McAndrew J, Fernig D G, Rudland P S, Smith J A
Department of Biochemistry, University of Liverpool, UK.
Growth Factors. 1994;10(4):281-7. doi: 10.3109/08977199409010994.
The secretion of transforming growth factor alpha (TGF alpha) and the expression of cell-surface receptors for epidermal growth factor (EGF) were measured in a series of human mammary cell lines. The amount of TGF alpha secreted by the cells did not correlate with the phenotype of the cells (epithelial or myoepithelial), the mechanism of immortalization of the cells (SV40 or spontaneous) or the source of the cells (normal mammary gland, benign hyperplastic lesion, malignant tumour). The level of expression of cell-surface receptors for EGF was markedly increased as a consequence of SV40-immortalization of mammary cells, but otherwise did not correlate with the phenotype of the cells or the source of the cells. Much of the increase was accounted for by the appearance of a large number of low-affinity receptors for EGF in the SV40-immortalized cells. It is suggested that one of the mechanisms whereby SV40-immortalization suppresses the senescence of primary cultures of human mammary epithelial cells involves increasing the level of expression of receptors for EGF. In contrast the level of secretion of TGF alpha by cells in culture is probably a consequence of the mechanisms of adaptation of each cell line to culture conditions, and does not reflect the level of secretion of TGF alpha by cells in vivo.
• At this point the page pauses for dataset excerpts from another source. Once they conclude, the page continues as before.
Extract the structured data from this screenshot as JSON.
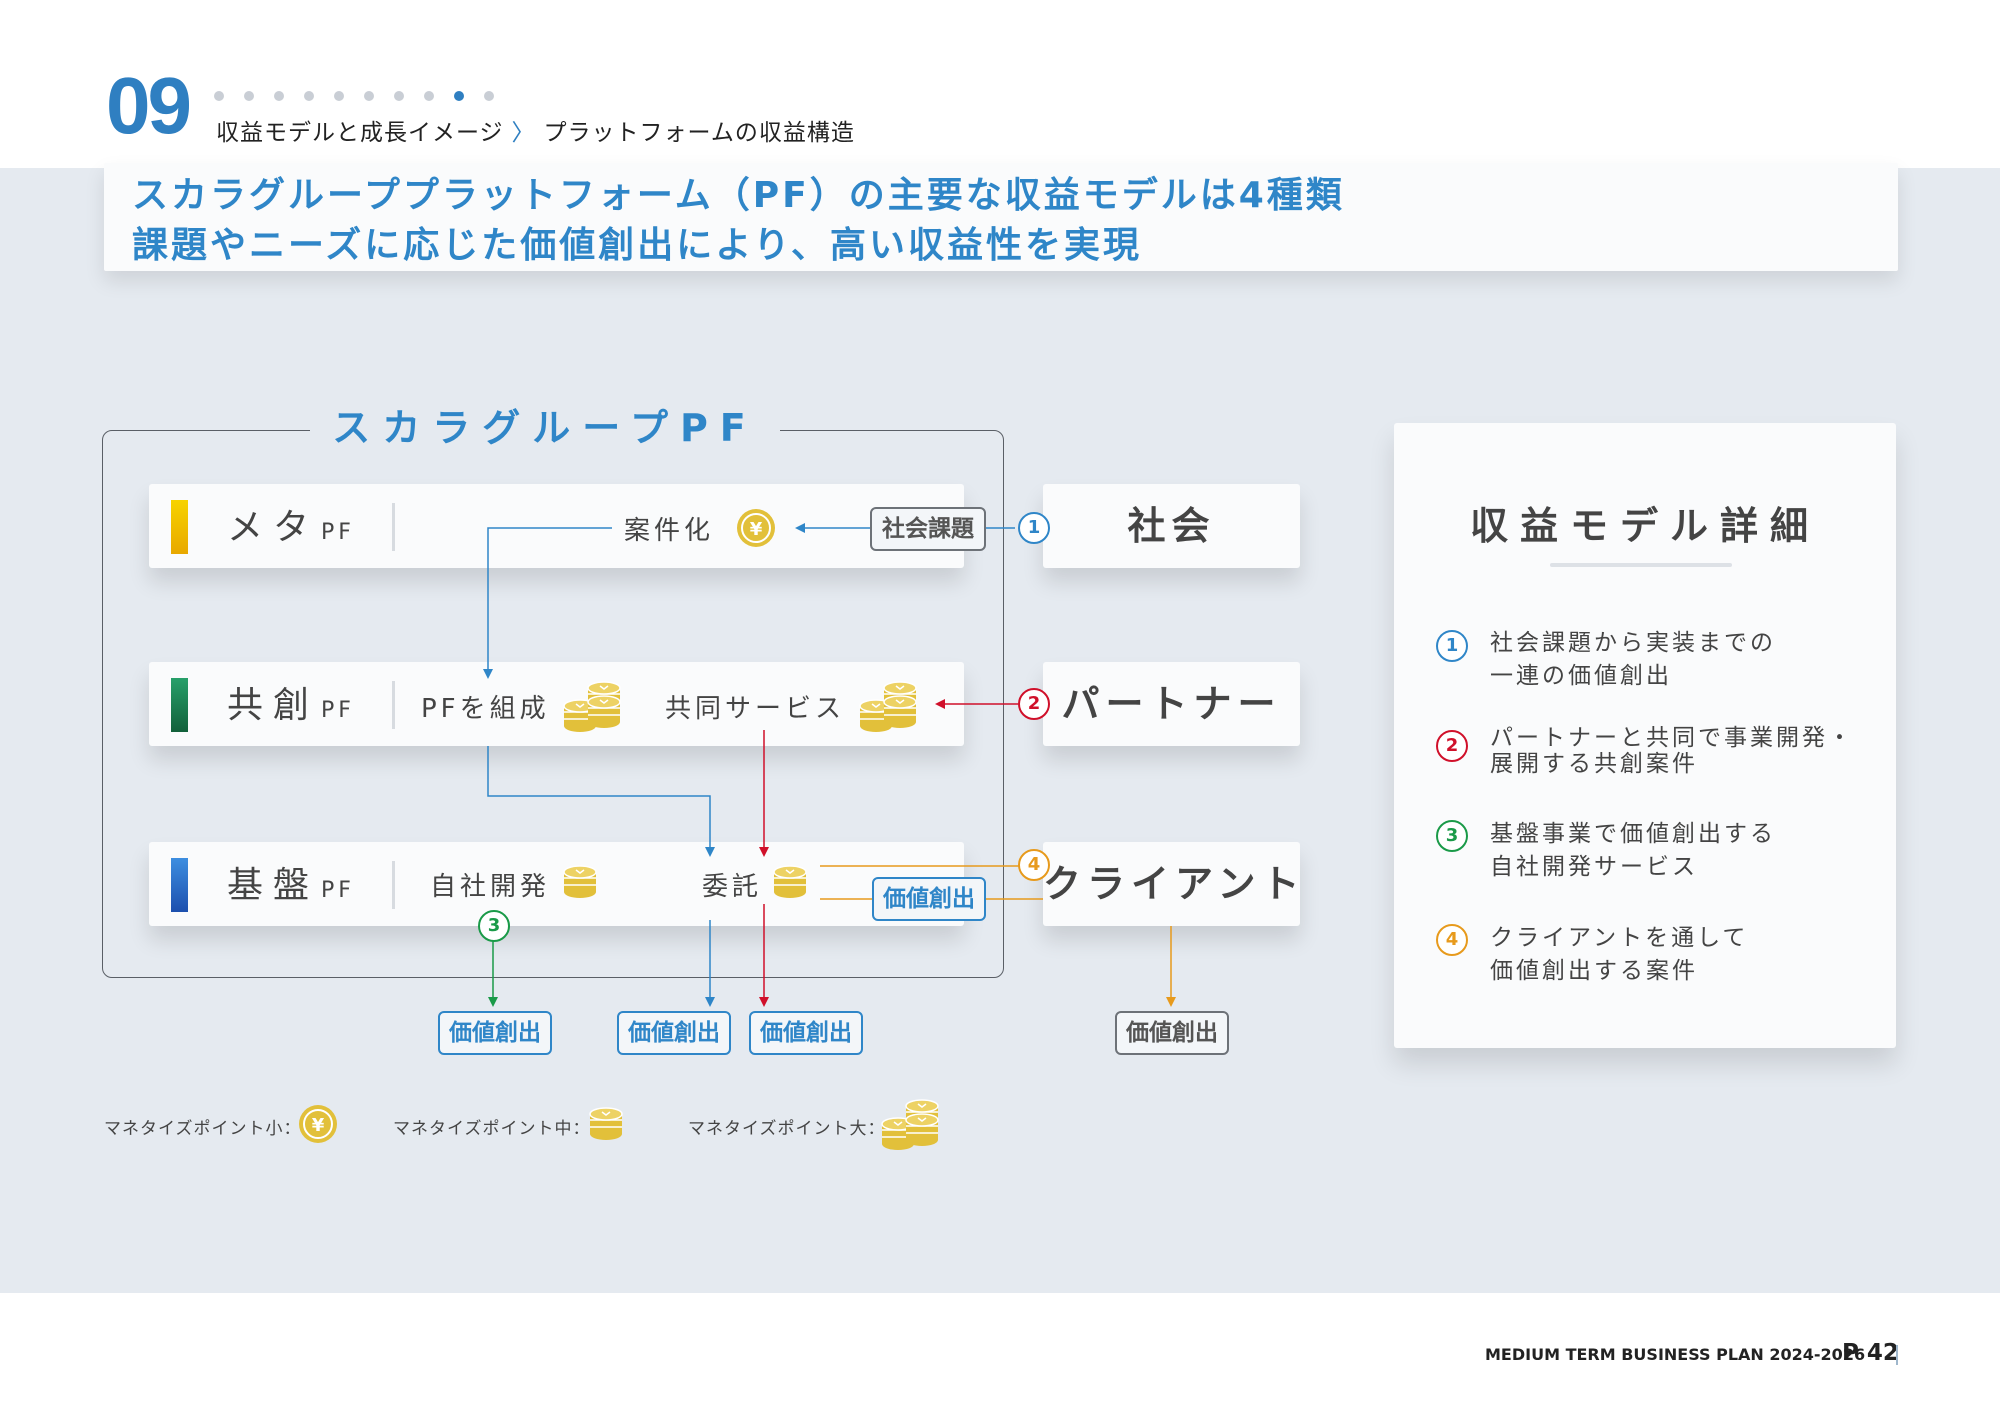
{
  "colors": {
    "accent_blue": "#2f86c8",
    "meta_yellow": "#f2c400",
    "kyoso_green": "#1e8a55",
    "kiban_blue": "#2c6fc6",
    "red": "#d0102a",
    "green": "#1a9a48",
    "orange": "#e79a1c",
    "coin_gold": "#e2c03a"
  },
  "header": {
    "section_number": "09",
    "breadcrumb_parent": "収益モデルと成長イメージ",
    "breadcrumb_sep": "〉",
    "breadcrumb_current": "プラットフォームの収益構造",
    "dots_total": 10,
    "dots_active_index": 8
  },
  "headline": {
    "line1": "スカラグループプラットフォーム（PF）の主要な収益モデルは4種類",
    "line2": "課題やニーズに応じた価値創出により、高い収益性を実現"
  },
  "diagram": {
    "frame_title": "スカラグループPF",
    "rows": {
      "meta": {
        "name": "メタ",
        "suffix": "PF"
      },
      "kyoso": {
        "name": "共創",
        "suffix": "PF"
      },
      "kiban": {
        "name": "基盤",
        "suffix": "PF"
      }
    },
    "labels": {
      "anken": "案件化",
      "pf_sosei": "PFを組成",
      "kyodo_service": "共同サービス",
      "jisha_kaihatsu": "自社開発",
      "itaku": "委託"
    },
    "tags": {
      "shakai_kadai": "社会課題",
      "kachi": "価値創出"
    },
    "entities": {
      "shakai": "社会",
      "partner": "パートナー",
      "client": "クライアント"
    },
    "numbers": [
      "1",
      "2",
      "3",
      "4"
    ]
  },
  "panel": {
    "title": "収益モデル詳細",
    "items": [
      {
        "num": "1",
        "line1": "社会課題から実装までの",
        "line2": "一連の価値創出"
      },
      {
        "num": "2",
        "line1": "パートナーと共同で事業開発・",
        "line2": "展開する共創案件"
      },
      {
        "num": "3",
        "line1": "基盤事業で価値創出する",
        "line2": "自社開発サービス"
      },
      {
        "num": "4",
        "line1": "クライアントを通して",
        "line2": "価値創出する案件"
      }
    ]
  },
  "legend": {
    "small": "マネタイズポイント小：",
    "medium": "マネタイズポイント中：",
    "large": "マネタイズポイント大："
  },
  "footer": {
    "plan": "MEDIUM TERM BUSINESS PLAN 2024-2026",
    "page": "P 42"
  }
}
在一系列人乳腺细胞系中,对转化生长因子α(TGFα)的分泌以及表皮生长因子(EGF)细胞表面受体的表达进行了测定。细胞分泌的TGFα量与细胞的表型(上皮或肌上皮)、细胞永生化的机制(SV40或自发)或细胞来源(正常乳腺、良性增生性病变、恶性肿瘤)均无关联。由于乳腺细胞经SV40永生化,EGF细胞表面受体的表达水平显著增加,但除此之外,其与细胞表型或细胞来源均无关联。这种增加很大程度上是由于SV40永生化细胞中出现了大量低亲和力EGF受体。提示SV40永生化抑制人乳腺上皮细胞原代培养衰老的机制之一涉及增加EGF受体的表达水平。相比之下,培养细胞中TGFα的分泌水平可能是每个细胞系适应培养条件机制的结果,并不反映体内细胞TGFα的分泌水平。